Abstract: SA-PO1047
Cushing’s Syndrome Increases Renal Sodium Transporters in Urinary Extracellular Vesicles
Session Information
- Na+, K+, Cl-
November 04, 2017 | Location: Hall H, Morial Convention Center
Abstract Time: 10:00 AM - 10:00 AM
Category: Fluid, Electrolytes, and Acid-Base
- 703 Na+, K+, Cl- Basic
Authors
- Bovee, Dominique M., Erasmus Medical Center, Rotterdam, Netherlands
- Salih, Mahdi, Erasmus Medical Center, Rotterdam, Netherlands
- Danser, Alexander H., Erasmus Medical Center, Rotterdam, Netherlands
- Zietse, Robert, Erasmus Medical Center, Rotterdam, Netherlands
- Feelders, Richard, Erasmus Medical Center, Rotterdam, Netherlands
- Hoorn, Ewout J., Erasmus Medical Center, Rotterdam, Netherlands
Background
Increased renal sodium (Na+) reabsorption contributes to hypertension in Cushing’s syndrome (CS).
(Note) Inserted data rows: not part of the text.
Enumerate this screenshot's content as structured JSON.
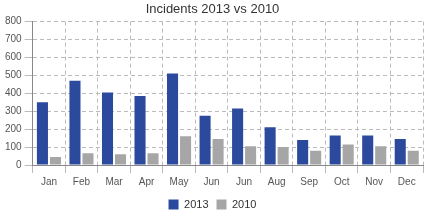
{
  "chart_data": {
    "type": "bar",
    "title": "Incidents 2013 vs 2010",
    "categories": [
      "Jan",
      "Feb",
      "Mar",
      "Apr",
      "May",
      "Jun",
      "Jun",
      "Aug",
      "Sep",
      "Oct",
      "Nov",
      "Dec"
    ],
    "series": [
      {
        "name": "2013",
        "color": "#2b4a9e",
        "values": [
          350,
          470,
          405,
          385,
          510,
          275,
          315,
          210,
          140,
          165,
          165,
          145
        ]
      },
      {
        "name": "2010",
        "color": "#a6a6a6",
        "values": [
          45,
          65,
          60,
          65,
          160,
          145,
          105,
          100,
          80,
          115,
          105,
          80
        ]
      }
    ],
    "ylim": [
      0,
      800
    ],
    "yticks": [
      0,
      100,
      200,
      300,
      400,
      500,
      600,
      700,
      800
    ],
    "grid": true,
    "legend": "bottom"
  }
}
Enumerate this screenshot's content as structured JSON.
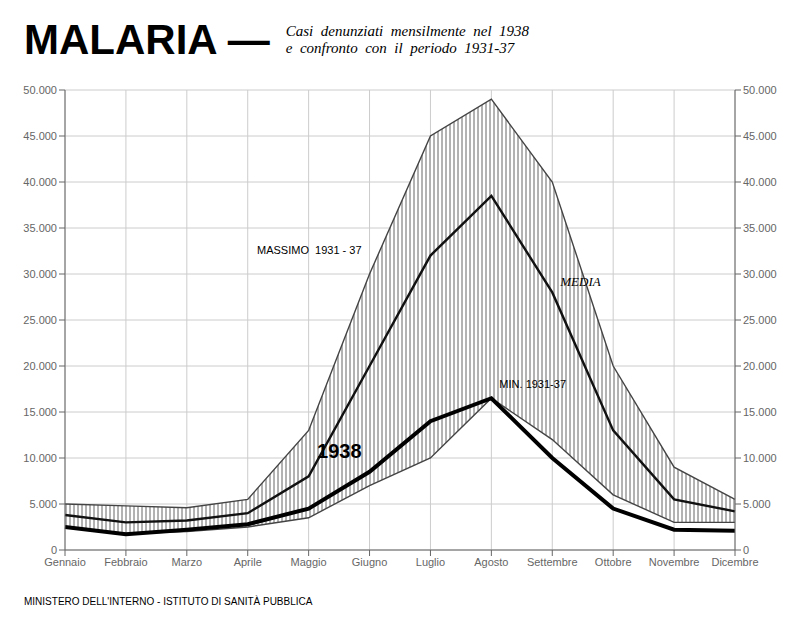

Renal Na+ transporters can be analyzed non-invasively in urinary extracellular vesicles (uEVs). The aim of this study was to analyze renal Na+ transporters in uEVs of patients with newly diagnosed CS.
Methods
uEVs were isolated by ultracentrifugation and analyzed by immunoblotting in 10 CS patients and 7 age-matched healthy subjects. The majority had an ACTH-producing pituitary adenoma (n=8). In 3 CS patients uEVs were analyzed before and after treatment (unilateral adrenalectomy or ketoconazole). uEVs were isolated without interfering medication (renin-angiotensin system inhibitors or diuretics).
Results
The 10 patients with CS were hypertensive (144 ± 14 / 92 ± 17 mmHg) and had a 2-fold higher abundance of the Na+/H+exchanger type 3 (NHE3) in uEVs compared to healthy controls (p<0.05). CS patients were subsequently divided in those with a suppressed and non-suppressed renin-angiotensin-aldosterone system (RAAS, n=5/group). CS patients with suppressed vs. non-suppressed RAAS had similar blood pressure but significantly lower serum K+ (3.9 ± 0.2 vs. 4.4 ± 0.3 mmol/l, p=0.04). Furthermore, only those with suppressed RAAS had 3- to 4-fold higher phosphorylated Na+-K+-Cl-cotransporter type 2 (pNKCC2) and higher total and phosphorylated Na+-Cl-cotransporter (NCC) in uEVs. Serum K+ but not urinary free cortisol correlated with pNKCC2, pNCC, and NCC in uEVs (r = -0.9, -0.8, and -0.7, respectively; p<0.05 for all). In the 3 CS patients with uEV-analysis before and after treatment, pNKCC2, pNCC, and NCC abundances normalized after treatment in parallel with serum K+. No changes were observed in other uEV proteins of interest, including prostasin (a regulator of the epithelial sodium channel), Rac1 (which reflects mineralocorticoid activity), and aquaporin-2.
Conclusion
CS increases renal Na+ transporter abundance in uEVs especially in patients with suppressed RAAS. In addition to a mineralocorticoid effect of excess glucocorticoids, low serum K+ may also contribute to increased renal Na+ reabsorption and hypertension in CS. Our findings recapitulate previously characterized effects of glucocorticoids on NHE3, NKCC2, and NCC in experimental animals and of mineralocorticoids in patients with primary aldosteronism.